Tout choix éditorial est un pari, et parfois les paris se gagnent
Quid des projets plus ambitieux ? En matière de datavisualisation, les productions léchées des grosses équipes du New York Times, de Reuters ou du National Geographic font peur à certains rédacteurs en chef. Trop chronophage, trop ambitieux, trop incertain. (L’an dernier, j’ai ressenti un pincement dans mon cœur de patriote en voyant que c’est un média américain, et non français, qui a publié le format le plus convaincant sur l’incendie de Notre-Dame.)
Oui, mais voilà : tout choix éditorial est un pari, et, parfois, les paris se gagnent. Le simulateur d’épidémie publié par le Washington Post est désormais le contenu le plus visité de toute l’histoire de ce média, et a marqué beaucoup de ses lecteurs. Certes, on n’arrive pas à un tel niveau de qualité sans en passer par des années d’apprentissage, de montée en compétence de l’équipe, de recrutements avisés. Par des essais, d’erreurs et des résultats décevants. Mais qui osera dire aujourd’hui que ça n’en vaut pas la peine ?

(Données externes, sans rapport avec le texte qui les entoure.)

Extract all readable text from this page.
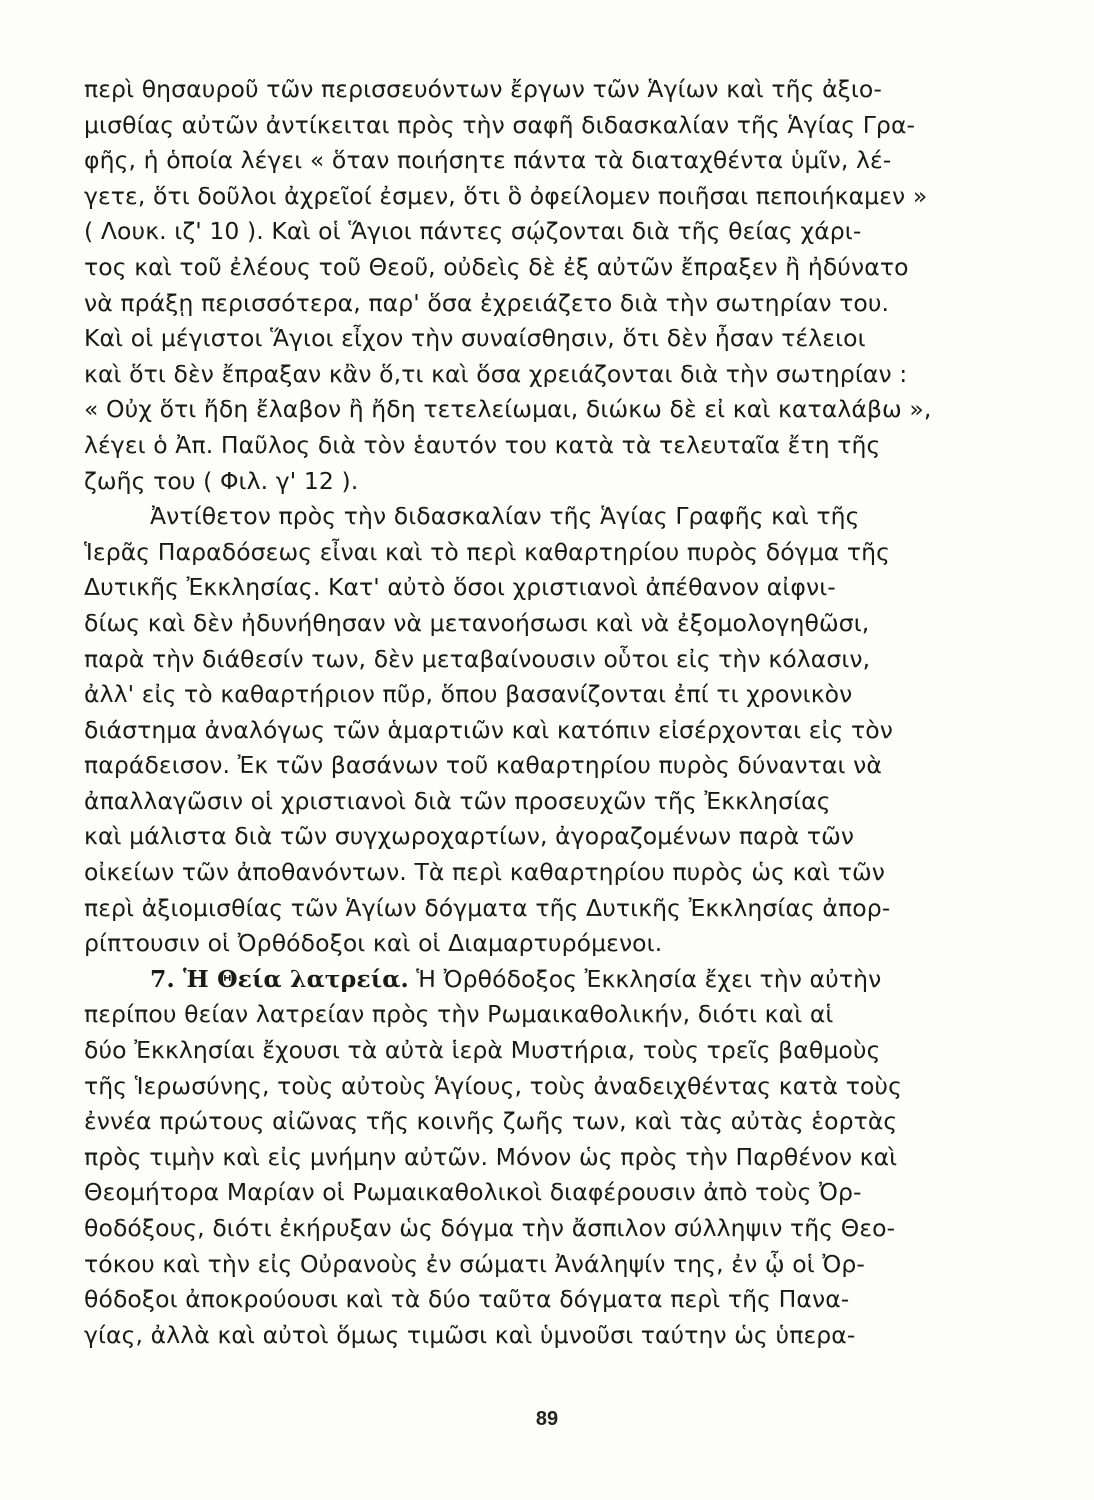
περὶ θησαυροῦ τῶν περισσευόντων ἔργων τῶν Ἁγίων καὶ τῆς ἀξιο-
μισθίας αὐτῶν ἀντίκειται πρὸς τὴν σαφῆ διδασκαλίαν τῆς Ἁγίας Γρα-
φῆς, ἡ ὁποία λέγει « ὅταν ποιήσητε πάντα τὰ διαταχθέντα ὑμῖν, λέ-
γετε, ὅτι δοῦλοι ἀχρεῖοί ἐσμεν, ὅτι ὃ ὀφείλομεν ποιῆσαι πεποιήκαμεν »
( Λουκ. ιζ' 10 ). Καὶ οἱ Ἅγιοι πάντες σῴζονται διὰ τῆς θείας χάρι-
τος καὶ τοῦ ἐλέους τοῦ Θεοῦ, οὐδεὶς δὲ ἐξ αὐτῶν ἔπραξεν ἢ ἠδύνατο
νὰ πράξῃ περισσότερα, παρ' ὅσα ἐχρειάζετο διὰ τὴν σωτηρίαν του.
Καὶ οἱ μέγιστοι Ἅγιοι εἶχον τὴν συναίσθησιν, ὅτι δὲν ἦσαν τέλειοι
καὶ ὅτι δὲν ἔπραξαν κἂν ὅ,τι καὶ ὅσα χρειάζονται διὰ τὴν σωτηρίαν :
« Οὐχ ὅτι ἤδη ἔλαβον ἢ ἤδη τετελείωμαι, διώκω δὲ εἰ καὶ καταλάβω »,
λέγει ὁ Ἀπ. Παῦλος διὰ τὸν ἑαυτόν του κατὰ τὰ τελευταῖα ἔτη τῆς
ζωῆς του ( Φιλ. γ' 12 ).
Ἀντίθετον πρὸς τὴν διδασκαλίαν τῆς Ἁγίας Γραφῆς καὶ τῆς
Ἱερᾶς Παραδόσεως εἶναι καὶ τὸ περὶ καθαρτηρίου πυρὸς δόγμα τῆς
Δυτικῆς Ἐκκλησίας. Κατ' αὐτὸ ὅσοι χριστιανοὶ ἀπέθανον αἰφνι-
δίως καὶ δὲν ἠδυνήθησαν νὰ μετανοήσωσι καὶ νὰ ἐξομολογηθῶσι,
παρὰ τὴν διάθεσίν των, δὲν μεταβαίνουσιν οὗτοι εἰς τὴν κόλασιν,
ἀλλ' εἰς τὸ καθαρτήριον πῦρ, ὅπου βασανίζονται ἐπί τι χρονικὸν
διάστημα ἀναλόγως τῶν ἁμαρτιῶν καὶ κατόπιν εἰσέρχονται εἰς τὸν
παράδεισον. Ἐκ τῶν βασάνων τοῦ καθαρτηρίου πυρὸς δύνανται νὰ
ἀπαλλαγῶσιν οἱ χριστιανοὶ διὰ τῶν προσευχῶν τῆς Ἐκκλησίας
καὶ μάλιστα διὰ τῶν συγχωροχαρτίων, ἀγοραζομένων παρὰ τῶν
οἰκείων τῶν ἀποθανόντων. Τὰ περὶ καθαρτηρίου πυρὸς ὡς καὶ τῶν
περὶ ἀξιομισθίας τῶν Ἁγίων δόγματα τῆς Δυτικῆς Ἐκκλησίας ἀπορ-
ρίπτουσιν οἱ Ὀρθόδοξοι καὶ οἱ Διαμαρτυρόμενοι.
7. Ἡ Θεία λατρεία. Ἡ Ὀρθόδοξος Ἐκκλησία ἔχει τὴν αὐτὴν
περίπου θείαν λατρείαν πρὸς τὴν Ρωμαικαθολικήν, διότι καὶ αἱ
δύο Ἐκκλησίαι ἔχουσι τὰ αὐτὰ ἱερὰ Μυστήρια, τοὺς τρεῖς βαθμοὺς
τῆς Ἱερωσύνης, τοὺς αὐτοὺς Ἁγίους, τοὺς ἀναδειχθέντας κατὰ τοὺς
ἐννέα πρώτους αἰῶνας τῆς κοινῆς ζωῆς των, καὶ τὰς αὐτὰς ἑορτὰς
πρὸς τιμὴν καὶ εἰς μνήμην αὐτῶν. Μόνον ὡς πρὸς τὴν Παρθένον καὶ
Θεομήτορα Μαρίαν οἱ Ρωμαικαθολικοὶ διαφέρουσιν ἀπὸ τοὺς Ὀρ-
θοδόξους, διότι ἐκήρυξαν ὡς δόγμα τὴν ἄσπιλον σύλληψιν τῆς Θεο-
τόκου καὶ τὴν εἰς Οὐρανοὺς ἐν σώματι Ἀνάληψίν της, ἐν ᾧ οἱ Ὀρ-
θόδοξοι ἀποκρούουσι καὶ τὰ δύο ταῦτα δόγματα περὶ τῆς Πανα-
γίας, ἀλλὰ καὶ αὐτοὶ ὅμως τιμῶσι καὶ ὑμνοῦσι ταύτην ὡς ὑπερα-
89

Alberto Cairo, consultant renommé et auteur de « How Charts Lie”, résume mon sentiment sur son blog :
« C’est quelque chose qui m’intrigue : pourquoi autant d’entreprises – et je ne parle pas seulement des médias – sont aussi réticentes à investir dans des équipes data et infographies, ou bien à leur donner assez de ressources et d’autonomie pour les développer ? »
Pour se consoler, les médias qui ont raté le train peuvent se dire qu’ils ne sont pas les seuls à manquer aujourd’hui de ressources. J’ai été frappé de voir circuler l’appel aux volontaires non-soignants lancé il y a dix jours par Assistance Publique – Hôpitaux de Paris (AP-HP). Plus de 13 000 personnes ont depuis rejoint le Slack dédié, dont 600 ont rejoint l’une des 36 missions proposées, selon le communiqué publié le 1er avril.
Parmi les profils recherchés initialement : des data-scientists, des développeurs, des chefs de projet, des designers, des spécialistes UX… Autant de métiers encore mal identifiés, associés à la geste macronienne de la start-up nation, et dont il est de bon ton de se gausser quand on est humoriste sur France inter.
Evidemment, toutes ces bonnes volontés ne remplaceront jamais un système hospitalier correctement financé et des soignants en nombre suffisant. Mais leurs compétences se révèlent utiles pour une bataille qui se joue aussi sur le front de la data, et pas seulement dans les rédactions.
(Merci à Karen Bastien et Alexandre Léchenet pour leurs conseils.)